When the Disease Comes Back
While most patients respond well to initial treatment, HCL can relapse. For those who relapse after two or more prior therapies, several targeted options now exist that exploit the biology of the disease.
Because nearly all HCL cells carry the BRAF V600E mutation, drugs that specifically block the BRAF protein have shown strong results. In clinical trials of 54 patients with relapsed or refractory HCL, a BRAF-blocking drug achieved a 91% overall response rate. Combining it with an antibody therapy that targets B-cells pushed complete remission rates from 35% to over 87% and made responses far more durable, with 85% of patients still relapse-free at 34 months of follow-up.

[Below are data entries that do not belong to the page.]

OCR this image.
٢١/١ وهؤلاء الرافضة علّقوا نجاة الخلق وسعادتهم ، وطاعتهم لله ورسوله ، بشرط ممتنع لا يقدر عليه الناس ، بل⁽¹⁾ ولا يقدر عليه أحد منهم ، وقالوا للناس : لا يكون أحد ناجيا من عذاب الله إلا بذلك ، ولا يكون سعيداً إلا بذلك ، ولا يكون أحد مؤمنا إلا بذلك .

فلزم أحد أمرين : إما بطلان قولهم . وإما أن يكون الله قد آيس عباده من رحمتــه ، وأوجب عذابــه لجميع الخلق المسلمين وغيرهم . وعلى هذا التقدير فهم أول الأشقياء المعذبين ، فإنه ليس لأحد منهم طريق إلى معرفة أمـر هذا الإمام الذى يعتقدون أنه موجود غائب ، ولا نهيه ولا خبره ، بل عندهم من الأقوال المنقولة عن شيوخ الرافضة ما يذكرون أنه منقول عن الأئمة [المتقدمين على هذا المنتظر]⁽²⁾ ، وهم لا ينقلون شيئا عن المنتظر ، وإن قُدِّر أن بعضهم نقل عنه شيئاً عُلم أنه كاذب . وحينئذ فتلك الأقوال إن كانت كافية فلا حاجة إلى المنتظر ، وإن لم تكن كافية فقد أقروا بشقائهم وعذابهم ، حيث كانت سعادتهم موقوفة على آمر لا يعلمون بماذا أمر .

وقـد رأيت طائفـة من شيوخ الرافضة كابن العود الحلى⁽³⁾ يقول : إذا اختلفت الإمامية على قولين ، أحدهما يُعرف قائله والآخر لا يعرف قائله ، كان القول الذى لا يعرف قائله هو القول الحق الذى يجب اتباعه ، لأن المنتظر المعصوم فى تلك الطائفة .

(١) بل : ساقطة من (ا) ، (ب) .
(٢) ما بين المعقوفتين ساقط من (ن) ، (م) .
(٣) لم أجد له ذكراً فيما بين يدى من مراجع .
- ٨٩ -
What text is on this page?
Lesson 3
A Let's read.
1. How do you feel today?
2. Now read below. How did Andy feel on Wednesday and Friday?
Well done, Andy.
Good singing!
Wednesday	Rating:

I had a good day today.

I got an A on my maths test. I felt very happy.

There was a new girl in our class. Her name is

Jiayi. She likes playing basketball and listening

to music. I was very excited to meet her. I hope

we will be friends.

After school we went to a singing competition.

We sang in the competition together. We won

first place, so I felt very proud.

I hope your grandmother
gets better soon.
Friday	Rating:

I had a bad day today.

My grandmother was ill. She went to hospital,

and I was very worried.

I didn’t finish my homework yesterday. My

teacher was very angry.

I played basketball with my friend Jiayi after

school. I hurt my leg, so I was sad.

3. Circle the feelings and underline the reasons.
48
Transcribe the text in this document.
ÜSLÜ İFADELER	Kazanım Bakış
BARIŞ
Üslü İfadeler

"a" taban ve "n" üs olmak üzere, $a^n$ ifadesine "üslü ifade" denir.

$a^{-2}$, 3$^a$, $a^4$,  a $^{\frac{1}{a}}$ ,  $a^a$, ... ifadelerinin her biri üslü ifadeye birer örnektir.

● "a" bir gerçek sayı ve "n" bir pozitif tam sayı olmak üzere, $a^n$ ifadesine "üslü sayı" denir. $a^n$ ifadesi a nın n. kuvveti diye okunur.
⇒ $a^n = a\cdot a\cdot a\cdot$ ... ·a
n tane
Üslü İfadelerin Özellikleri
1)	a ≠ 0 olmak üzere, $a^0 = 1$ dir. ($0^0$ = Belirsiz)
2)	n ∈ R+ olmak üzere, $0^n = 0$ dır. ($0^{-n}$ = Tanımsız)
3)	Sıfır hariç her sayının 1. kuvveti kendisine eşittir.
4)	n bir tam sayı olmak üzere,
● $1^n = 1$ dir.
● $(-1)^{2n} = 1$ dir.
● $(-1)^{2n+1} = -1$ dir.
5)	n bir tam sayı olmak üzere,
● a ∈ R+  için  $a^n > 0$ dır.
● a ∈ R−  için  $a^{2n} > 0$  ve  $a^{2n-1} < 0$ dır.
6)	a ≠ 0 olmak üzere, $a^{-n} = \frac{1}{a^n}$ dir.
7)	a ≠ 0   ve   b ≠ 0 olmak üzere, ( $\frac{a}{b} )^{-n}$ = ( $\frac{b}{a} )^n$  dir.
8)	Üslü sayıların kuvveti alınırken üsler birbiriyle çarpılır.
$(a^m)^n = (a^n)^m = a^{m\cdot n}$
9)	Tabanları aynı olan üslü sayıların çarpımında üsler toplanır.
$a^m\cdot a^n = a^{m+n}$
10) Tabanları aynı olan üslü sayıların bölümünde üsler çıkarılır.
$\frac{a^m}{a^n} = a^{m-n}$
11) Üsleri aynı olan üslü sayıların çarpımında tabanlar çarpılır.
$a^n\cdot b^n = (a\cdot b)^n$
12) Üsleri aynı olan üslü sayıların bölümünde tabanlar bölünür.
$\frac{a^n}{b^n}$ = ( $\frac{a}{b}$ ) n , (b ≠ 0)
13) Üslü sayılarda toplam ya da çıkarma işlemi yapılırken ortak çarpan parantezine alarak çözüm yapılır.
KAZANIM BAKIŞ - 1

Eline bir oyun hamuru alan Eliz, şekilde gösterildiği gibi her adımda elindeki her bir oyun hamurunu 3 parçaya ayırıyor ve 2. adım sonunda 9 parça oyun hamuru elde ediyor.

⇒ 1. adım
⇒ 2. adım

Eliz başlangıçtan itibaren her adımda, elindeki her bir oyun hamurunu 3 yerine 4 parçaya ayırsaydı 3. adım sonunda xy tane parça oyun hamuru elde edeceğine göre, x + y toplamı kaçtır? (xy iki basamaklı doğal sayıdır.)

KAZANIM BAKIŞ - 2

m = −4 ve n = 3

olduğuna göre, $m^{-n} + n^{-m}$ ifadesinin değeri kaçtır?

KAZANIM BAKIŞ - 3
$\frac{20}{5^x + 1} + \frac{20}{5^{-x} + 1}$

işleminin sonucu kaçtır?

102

Another option for heavily pretreated patients is a targeted toxin therapy that was approved by the FDA in 2018. In 77 patients who had received a median of three previous treatments, it produced a 77% overall response rate with 43% achieving complete remission. Among those who achieved complete remission, 83% maintained their response at roughly two years of follow-up.
Living With HCL
Hairy cell leukemia has one of the best prognoses of any blood cancer. With modern treatment, most patients live a normal or near-normal lifespan. The disease tends to behave more like a chronic condition that flares occasionally than an aggressive cancer requiring continuous treatment. Many patients go years between treatments, and some never need a second course.
The most significant ongoing concern is infection risk. Even during remission, some patients retain mildly suppressed immune function. Paying attention to fevers, avoiding known sick contacts during periods of low blood counts, and staying current on recommended vaccinations are practical steps that make a real difference. Regular blood work to monitor counts is standard follow-up, typically every few months initially and then less frequently as remission stabilizes.